Perhaps I hadn’t known how fluid L.’s feelings could change.
~
At my studio, I watered my bromeliad like I always did. Water flowed over its floret cup, but its base wiggled. I touched the bromeliad and it toppled out of its pot. Its roots had rotted with too much water.
~
L. had taken the Myers-Briggs and she typed INFP—introverted, intuitive, feeling, perceiver—a dreamer of dreams. L. and I typed exactly opposite of each other. I read that INFP and ESTJ are the most combustible paired types.
~
It seemed like I had nothing in common on the Myers-Briggs with L. I was either serving or exacting, while she was fantastically emoting. However, we had the exact opposite sides that the other didn’t possess.
I knew a combustion was an explosion. Later, I considered that combustion was also something that powered things forward if it was contained in an engine.
~
H20 is water.
O is oxygen.
H2O2 is hydrogen peroxide.
Concentrated hydrogen peroxide has been used as a propellant in rocketry and could be used in missiles.
~
After the bromeliad died, my mom gave me some sort of succulent in a new pot. The pot looked reconstructed from broken blue pieces put together with white grout. The pot looked like an inverted American flag’s stars and sky.
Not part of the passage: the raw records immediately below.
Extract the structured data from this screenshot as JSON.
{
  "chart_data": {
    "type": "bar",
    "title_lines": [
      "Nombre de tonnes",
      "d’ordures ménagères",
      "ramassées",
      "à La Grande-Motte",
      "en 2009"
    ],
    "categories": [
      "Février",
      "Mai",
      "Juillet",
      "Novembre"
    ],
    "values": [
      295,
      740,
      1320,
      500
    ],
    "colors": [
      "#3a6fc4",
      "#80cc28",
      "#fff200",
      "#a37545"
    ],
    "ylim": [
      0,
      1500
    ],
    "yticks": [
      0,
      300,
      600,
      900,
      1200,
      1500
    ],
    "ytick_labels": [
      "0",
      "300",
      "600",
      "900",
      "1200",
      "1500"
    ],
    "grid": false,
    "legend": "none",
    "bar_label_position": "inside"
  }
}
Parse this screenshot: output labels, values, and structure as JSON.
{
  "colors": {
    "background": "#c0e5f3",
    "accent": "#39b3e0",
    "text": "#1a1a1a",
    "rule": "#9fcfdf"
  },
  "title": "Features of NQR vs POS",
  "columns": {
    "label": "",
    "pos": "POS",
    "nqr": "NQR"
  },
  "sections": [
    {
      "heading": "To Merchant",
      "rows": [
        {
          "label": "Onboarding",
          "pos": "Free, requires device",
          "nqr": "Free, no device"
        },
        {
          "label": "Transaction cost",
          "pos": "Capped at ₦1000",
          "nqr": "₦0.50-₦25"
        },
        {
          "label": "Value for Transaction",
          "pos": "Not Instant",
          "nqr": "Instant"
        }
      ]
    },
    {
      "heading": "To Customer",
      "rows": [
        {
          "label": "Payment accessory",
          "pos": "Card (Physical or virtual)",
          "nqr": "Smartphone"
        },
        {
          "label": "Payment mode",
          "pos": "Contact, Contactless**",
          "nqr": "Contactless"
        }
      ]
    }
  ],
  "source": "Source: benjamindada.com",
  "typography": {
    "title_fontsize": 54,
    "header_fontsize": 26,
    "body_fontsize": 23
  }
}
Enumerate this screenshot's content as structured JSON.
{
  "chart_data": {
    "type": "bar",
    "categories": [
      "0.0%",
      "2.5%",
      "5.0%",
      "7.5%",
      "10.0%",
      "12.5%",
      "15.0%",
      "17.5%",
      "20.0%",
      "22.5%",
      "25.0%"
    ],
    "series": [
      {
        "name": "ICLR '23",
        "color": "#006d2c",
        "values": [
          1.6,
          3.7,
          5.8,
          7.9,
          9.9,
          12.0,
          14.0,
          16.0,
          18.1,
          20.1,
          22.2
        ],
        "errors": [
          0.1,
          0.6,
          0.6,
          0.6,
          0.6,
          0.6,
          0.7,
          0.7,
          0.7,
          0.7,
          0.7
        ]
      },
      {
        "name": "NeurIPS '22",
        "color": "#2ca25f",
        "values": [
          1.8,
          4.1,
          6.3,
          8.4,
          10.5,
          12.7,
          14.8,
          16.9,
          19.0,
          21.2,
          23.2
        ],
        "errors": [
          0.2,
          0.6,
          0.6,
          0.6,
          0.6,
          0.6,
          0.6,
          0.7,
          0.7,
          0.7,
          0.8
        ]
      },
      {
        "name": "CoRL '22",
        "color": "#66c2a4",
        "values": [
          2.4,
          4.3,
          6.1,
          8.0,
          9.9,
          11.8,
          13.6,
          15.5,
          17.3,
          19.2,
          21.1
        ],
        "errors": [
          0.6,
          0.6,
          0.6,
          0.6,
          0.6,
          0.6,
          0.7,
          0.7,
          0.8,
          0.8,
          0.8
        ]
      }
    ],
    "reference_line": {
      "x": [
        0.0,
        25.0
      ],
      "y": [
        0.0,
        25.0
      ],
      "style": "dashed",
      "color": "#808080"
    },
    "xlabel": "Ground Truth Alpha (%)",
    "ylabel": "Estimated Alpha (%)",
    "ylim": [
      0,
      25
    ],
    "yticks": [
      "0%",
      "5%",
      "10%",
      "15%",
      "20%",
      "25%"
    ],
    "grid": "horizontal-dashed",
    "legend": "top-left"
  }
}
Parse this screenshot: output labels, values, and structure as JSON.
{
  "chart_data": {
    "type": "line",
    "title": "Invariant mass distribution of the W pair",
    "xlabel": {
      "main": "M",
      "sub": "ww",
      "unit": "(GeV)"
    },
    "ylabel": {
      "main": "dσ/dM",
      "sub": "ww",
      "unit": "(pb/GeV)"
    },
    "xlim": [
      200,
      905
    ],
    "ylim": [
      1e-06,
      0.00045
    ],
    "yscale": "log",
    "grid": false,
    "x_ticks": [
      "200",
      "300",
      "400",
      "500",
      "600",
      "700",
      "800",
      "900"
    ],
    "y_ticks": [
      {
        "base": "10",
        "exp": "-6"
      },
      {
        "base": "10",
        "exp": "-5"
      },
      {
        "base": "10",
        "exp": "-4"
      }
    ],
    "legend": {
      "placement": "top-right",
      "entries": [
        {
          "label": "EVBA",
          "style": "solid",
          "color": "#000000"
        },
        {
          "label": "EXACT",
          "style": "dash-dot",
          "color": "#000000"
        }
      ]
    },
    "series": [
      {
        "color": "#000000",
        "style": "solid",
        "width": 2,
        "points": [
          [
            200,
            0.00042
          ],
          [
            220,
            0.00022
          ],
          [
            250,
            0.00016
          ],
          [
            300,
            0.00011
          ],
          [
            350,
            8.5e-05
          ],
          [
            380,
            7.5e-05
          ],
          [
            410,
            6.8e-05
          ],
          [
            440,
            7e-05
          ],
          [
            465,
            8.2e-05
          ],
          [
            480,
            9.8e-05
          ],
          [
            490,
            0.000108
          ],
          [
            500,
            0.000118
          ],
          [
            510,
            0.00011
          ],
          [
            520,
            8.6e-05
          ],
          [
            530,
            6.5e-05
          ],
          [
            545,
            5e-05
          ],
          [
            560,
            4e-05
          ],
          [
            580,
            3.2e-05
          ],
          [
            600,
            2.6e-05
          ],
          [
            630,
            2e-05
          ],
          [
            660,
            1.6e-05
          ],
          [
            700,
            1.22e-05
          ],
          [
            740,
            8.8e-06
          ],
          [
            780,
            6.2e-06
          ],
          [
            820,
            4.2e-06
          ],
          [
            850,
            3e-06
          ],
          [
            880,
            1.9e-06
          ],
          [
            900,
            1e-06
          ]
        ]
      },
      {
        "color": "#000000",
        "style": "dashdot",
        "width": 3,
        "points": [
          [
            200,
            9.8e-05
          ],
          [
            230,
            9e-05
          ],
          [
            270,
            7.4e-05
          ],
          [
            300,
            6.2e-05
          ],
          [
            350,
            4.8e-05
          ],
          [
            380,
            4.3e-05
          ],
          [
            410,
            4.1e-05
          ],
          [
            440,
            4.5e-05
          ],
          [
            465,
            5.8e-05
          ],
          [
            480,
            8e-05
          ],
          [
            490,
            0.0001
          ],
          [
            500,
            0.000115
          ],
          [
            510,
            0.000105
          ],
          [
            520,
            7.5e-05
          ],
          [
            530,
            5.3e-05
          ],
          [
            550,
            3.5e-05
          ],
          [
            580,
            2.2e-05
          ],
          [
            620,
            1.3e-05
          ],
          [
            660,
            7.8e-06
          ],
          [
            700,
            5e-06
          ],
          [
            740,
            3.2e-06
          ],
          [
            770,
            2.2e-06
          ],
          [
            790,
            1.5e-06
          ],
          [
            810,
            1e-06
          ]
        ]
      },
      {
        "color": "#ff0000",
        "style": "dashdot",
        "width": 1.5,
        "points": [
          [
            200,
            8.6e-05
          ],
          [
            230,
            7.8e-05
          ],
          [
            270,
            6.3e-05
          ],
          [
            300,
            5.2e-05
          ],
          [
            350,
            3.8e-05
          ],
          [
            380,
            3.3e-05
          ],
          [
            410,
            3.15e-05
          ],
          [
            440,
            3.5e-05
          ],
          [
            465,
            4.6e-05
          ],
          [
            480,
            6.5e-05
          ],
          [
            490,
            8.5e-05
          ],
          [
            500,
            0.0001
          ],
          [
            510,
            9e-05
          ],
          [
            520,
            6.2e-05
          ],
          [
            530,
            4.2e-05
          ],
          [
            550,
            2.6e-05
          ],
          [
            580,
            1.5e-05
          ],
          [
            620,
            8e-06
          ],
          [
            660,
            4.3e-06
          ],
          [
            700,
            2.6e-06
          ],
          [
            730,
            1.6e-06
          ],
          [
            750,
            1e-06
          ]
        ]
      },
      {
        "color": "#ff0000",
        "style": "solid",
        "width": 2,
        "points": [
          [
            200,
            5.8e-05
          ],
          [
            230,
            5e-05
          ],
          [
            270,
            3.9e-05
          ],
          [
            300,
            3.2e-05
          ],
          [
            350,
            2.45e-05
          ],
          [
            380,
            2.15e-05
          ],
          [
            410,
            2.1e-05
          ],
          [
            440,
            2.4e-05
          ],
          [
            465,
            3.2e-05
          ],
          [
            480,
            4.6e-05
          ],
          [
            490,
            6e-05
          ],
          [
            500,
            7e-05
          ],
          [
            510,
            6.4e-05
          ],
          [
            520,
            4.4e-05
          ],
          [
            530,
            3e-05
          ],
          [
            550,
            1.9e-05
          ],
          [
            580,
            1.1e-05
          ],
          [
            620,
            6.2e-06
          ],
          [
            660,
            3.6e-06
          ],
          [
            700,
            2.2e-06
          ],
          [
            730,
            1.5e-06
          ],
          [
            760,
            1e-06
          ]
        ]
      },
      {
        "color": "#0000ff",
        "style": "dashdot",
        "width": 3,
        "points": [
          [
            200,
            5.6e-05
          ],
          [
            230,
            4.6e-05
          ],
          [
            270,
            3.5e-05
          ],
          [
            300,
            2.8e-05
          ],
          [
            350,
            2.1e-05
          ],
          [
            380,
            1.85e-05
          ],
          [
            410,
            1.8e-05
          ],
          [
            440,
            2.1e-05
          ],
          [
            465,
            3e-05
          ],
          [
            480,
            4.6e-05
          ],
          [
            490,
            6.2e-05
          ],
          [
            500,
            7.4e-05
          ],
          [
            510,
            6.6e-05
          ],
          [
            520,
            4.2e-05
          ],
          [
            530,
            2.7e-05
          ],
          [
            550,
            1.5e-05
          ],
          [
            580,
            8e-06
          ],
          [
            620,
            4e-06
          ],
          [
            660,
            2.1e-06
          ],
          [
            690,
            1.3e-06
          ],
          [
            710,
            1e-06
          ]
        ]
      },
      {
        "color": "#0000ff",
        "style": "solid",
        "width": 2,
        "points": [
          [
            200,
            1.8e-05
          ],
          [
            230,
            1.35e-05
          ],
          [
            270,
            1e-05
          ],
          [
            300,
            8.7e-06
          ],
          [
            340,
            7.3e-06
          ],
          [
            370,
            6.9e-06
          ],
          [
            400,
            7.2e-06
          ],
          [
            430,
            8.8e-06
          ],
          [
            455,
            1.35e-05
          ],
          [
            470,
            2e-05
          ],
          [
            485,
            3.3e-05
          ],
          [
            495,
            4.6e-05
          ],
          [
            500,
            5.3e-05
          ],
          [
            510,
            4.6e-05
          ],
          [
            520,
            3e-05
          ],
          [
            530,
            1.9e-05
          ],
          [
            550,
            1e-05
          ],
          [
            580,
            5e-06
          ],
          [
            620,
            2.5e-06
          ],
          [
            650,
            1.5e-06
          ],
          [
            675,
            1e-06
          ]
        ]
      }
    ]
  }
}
The succulent didn’t need a lot of water. I wondered how long the succulent could survive without water. I never tested it.
I watered the succulent when I paid the rent. I paid more for one room alone than I had paid for half of two rooms with L. I didn’t have to pay in the same way for water at my studio.
~
Before Flag Day, my studio was flooded with air. Masses of people yelled while holding signs that read I Can’t Breath or else they remained silent in riot gear. Protesters and police viewed each other as a virus that would spread person to person and kill freedom.
The actual virus that threatened us all would fill up lungs. Lungs that needed air, not water. Lungs that needed to expel spent air if they could first breath.
Only a few blocks away, canisters of tear gas huffed. Gas—between air and water—made the people both police and protesters shout and cry. Eventually, they all dispersed.